Estudo reforça papel da genética na investigação da baixa estatura em crianças
Pesquisa mostra que testes genéticos modernos ajudam a identificar causas da baixa estatura sem origem clínica aparente e permitem tratamentos mais personalizados

Um estudo com participação da Faculdade de Medicina da USP mostra que o sequenciamento genético pode identificar as causas da baixa estatura em crianças quando a condição não apresenta uma explicação clínica evidente.

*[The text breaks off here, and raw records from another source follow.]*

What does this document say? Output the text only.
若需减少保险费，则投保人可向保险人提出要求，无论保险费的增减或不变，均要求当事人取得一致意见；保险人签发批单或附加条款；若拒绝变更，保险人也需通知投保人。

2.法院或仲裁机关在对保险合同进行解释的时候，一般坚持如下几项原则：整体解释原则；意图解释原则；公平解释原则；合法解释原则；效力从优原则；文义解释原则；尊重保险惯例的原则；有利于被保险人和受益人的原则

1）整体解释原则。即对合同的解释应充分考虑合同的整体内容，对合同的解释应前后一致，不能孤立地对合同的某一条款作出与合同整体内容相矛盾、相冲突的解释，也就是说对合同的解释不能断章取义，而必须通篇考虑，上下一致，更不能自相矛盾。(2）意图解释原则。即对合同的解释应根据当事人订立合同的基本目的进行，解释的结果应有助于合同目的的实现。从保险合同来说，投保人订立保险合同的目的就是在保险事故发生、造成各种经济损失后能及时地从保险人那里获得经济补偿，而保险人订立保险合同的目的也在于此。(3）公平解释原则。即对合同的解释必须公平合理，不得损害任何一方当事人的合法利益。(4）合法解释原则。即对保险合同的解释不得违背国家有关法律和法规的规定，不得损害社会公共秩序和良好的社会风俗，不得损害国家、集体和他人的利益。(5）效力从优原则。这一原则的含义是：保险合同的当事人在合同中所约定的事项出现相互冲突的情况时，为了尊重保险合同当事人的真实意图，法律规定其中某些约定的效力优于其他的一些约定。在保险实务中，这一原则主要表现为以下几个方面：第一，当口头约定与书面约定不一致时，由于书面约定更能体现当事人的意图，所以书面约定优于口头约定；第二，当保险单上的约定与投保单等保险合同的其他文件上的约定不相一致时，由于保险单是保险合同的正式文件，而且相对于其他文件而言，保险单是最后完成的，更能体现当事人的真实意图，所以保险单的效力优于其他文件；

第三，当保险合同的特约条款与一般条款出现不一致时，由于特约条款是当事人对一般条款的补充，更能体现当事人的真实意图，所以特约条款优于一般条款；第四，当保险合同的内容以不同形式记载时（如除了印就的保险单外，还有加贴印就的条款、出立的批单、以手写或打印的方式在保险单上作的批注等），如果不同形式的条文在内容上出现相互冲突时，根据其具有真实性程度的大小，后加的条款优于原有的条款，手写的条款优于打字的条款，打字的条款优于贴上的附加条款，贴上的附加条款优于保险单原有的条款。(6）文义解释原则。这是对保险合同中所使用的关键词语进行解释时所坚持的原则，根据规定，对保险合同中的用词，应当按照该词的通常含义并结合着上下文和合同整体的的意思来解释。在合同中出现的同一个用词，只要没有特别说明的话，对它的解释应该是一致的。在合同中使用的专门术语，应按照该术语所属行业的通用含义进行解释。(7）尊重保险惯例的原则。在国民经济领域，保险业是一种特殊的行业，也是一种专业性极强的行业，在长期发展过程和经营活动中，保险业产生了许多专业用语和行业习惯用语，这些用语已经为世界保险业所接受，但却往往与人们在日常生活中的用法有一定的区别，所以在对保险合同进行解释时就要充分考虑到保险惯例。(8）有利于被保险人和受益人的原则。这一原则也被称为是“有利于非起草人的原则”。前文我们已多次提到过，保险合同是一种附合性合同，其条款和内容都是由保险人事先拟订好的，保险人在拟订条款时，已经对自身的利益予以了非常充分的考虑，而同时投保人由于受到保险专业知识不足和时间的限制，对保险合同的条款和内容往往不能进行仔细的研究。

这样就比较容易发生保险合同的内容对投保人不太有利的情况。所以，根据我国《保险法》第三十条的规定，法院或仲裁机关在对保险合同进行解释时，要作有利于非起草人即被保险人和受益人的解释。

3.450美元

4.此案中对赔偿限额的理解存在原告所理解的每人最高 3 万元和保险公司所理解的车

Segundo o professor Alexander Augusto de Lima Jorge, da disciplina de Endocrinologia e Metabologia da Faculdade de Medicina da USP e um dos autores da pesquisa, entre 80% e 90% da altura de uma pessoa é determinada por fatores genéticos. Ele explica que a investigação tradicional, voltada para a identificação de doenças sistêmicas, não esclarece todos os casos. A maioria das crianças com baixa estatura é saudável e pertence a famílias com histórico da condição, o que reforça a importância da investigação genética.
“A base genética da baixa estatura pode afetar questões hormonais, o desenvolvimento do esqueleto e da cartilagem de crescimento, responsável pelo alongamento dos ossos, além de estar relacionada a doenças sistêmicas mais graves”, afirma o pesquisador.
Como funcionou o estudo
Os pesquisadores realizaram uma revisão sistemática da literatura científica. Foram analisados mais de mil estudos sobre testes genéticos em crianças com baixa estatura, dos quais cerca de 130 atenderam aos critérios da pesquisa por investigarem casos cuja causa não havia sido identificada por avaliação clínica.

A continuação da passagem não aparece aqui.